1A
- Genre: Talk radio
- Running time: Approx. 120 min.
- Country of origin: United States
- Language: English
- Home station: WAMU
- Syndicates: NPR
- Hosted by: Joshua Johnson (2017–2019); Jenn White (2020–);
- Produced by: Denise Couture; Gabe Bullard; Lindsay Foster Thomas; Danielle Knight; Marc Kilstein; Bianca Martin; Jonquilyn Hill; Avery Kleinman;
- Executive producer: Rupert Allman
- Recording studio: Washington, D.C.
- Original release: January 2, 2017
- Audio format: Stereophonic
- Website: the1a.org
- Podcast: Podcast/RSS feed

= 1A (radio program) =

American radio talk show

1A is an American radio talk show produced by WAMU in Washington, D.C., and distributed nationally by NPR (National Public Radio). The show debuted on January 2, 2017, and airs on more than 340 NPR member stations in 35 states, Washington, D.C., and the U.S. Virgin Islands. It is also broadcast on SiriusXM channel 122 several times each weekday. Jenn White is the current host.

Journalist Joshua Johnson served as the program's host from 2017 to 2019, before leaving to join MSNBC. Following his departure, Todd Zwillich took over as interim host in January 2020, and was later succeeded by Sasha-Ann Simons in April. Celeste Headlee also served as an interim guest host. On May 7, 2020, WAMU announced Jenn White as the new permanent host of 1A, beginning in July.

==Format==
1A is divided into two one-hour segments, each focusing on a topic for the hour, with one or more guests who are authorities on that topic. Most often, it is an issue in the news, but occasionally, it might deal with pop culture and entertainment. 1A invites listeners to share their opinions and comments via texts and Twitter, which the host will read. The show rarely takes phone calls, although it sometimes asks in advance for vocal comments via a voice app. At the end of each week, the show presents "The Friday News Roundup". Usually, three guest journalists are invited to participate in a review of that week's major news stories. The first hour covers domestic news, and the second hour covers international stories. Several stations air a one-hour curated version of the program, produced daily, intended for broadcast in an afternoon or evening time slot.

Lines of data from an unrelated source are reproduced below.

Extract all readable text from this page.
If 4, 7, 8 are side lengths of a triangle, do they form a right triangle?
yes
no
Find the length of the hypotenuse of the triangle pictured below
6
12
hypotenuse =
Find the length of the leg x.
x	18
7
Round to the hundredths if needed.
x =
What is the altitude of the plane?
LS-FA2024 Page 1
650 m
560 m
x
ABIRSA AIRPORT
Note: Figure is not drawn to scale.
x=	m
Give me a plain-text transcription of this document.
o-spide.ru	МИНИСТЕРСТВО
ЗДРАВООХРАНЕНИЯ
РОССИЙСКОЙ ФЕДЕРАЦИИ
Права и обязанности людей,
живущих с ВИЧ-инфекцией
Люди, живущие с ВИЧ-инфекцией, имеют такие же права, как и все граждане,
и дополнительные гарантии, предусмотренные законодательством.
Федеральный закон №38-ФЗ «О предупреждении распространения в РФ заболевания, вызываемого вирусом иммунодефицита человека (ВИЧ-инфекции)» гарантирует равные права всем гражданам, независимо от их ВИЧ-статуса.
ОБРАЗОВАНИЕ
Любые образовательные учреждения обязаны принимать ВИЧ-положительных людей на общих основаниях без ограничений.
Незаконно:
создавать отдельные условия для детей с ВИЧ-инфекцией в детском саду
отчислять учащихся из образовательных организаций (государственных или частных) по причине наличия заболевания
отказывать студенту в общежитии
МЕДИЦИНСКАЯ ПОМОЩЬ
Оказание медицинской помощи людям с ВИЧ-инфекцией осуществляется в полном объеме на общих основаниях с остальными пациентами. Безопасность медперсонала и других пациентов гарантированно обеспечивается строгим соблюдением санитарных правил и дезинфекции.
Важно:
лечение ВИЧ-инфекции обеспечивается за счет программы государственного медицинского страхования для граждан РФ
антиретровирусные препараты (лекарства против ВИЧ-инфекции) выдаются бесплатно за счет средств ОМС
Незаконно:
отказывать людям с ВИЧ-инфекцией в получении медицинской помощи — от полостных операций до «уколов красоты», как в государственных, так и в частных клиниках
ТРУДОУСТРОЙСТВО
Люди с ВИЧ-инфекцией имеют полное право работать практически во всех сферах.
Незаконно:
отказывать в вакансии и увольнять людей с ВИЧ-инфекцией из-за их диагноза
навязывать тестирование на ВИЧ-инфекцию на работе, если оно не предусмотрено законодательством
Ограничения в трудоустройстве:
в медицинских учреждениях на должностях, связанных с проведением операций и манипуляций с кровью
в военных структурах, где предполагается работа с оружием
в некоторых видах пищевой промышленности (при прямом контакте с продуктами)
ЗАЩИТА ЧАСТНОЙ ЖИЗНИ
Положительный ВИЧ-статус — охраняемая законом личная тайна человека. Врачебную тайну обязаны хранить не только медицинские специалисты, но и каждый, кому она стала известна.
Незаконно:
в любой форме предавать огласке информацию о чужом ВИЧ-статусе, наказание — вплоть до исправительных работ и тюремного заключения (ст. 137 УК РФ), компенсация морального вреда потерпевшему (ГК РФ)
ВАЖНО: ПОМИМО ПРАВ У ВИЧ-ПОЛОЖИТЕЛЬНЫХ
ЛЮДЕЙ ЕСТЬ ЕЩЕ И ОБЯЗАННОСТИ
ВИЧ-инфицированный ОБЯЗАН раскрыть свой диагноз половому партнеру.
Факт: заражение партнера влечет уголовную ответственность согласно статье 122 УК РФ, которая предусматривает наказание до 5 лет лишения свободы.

The show debuted on 169 stations in January 2017, and by March of that year, it had expanded to over 200 stations.

The program's title refers to the First Amendment to the United States Constitution.

==Hosts==
Former host Joshua Johnson is a native of West Palm Beach, Florida. He graduated from the University of Miami and worked for WLRN and the Miami Herald between 2004 and 2010. From 2010 to 2016, he was morning news host of KQED in San Francisco, a position he left to develop a radio project series entitled Truth Be Told, of which four episodes were broadcast nationally. He substituted for Diane Rehm for two days on her talk show in September 2016, and in November, Rehm announced that Johnson would be taking over her time slot. On November 22, Johnson announced his departure at the end of 2019 to host a show on MSNBC.

Todd Zwillich served as interim host from January through the end of March 2020, leaving the program to join Vice News. He was succeeded as interim host by Sasha-Ann Simons, who has been "reporting on issues of race, identity, and economic mobility for WAMU" since 2017.

On May 7, 2020, it was announced that Jennifer White would take over as permanent host of the program beginning in July.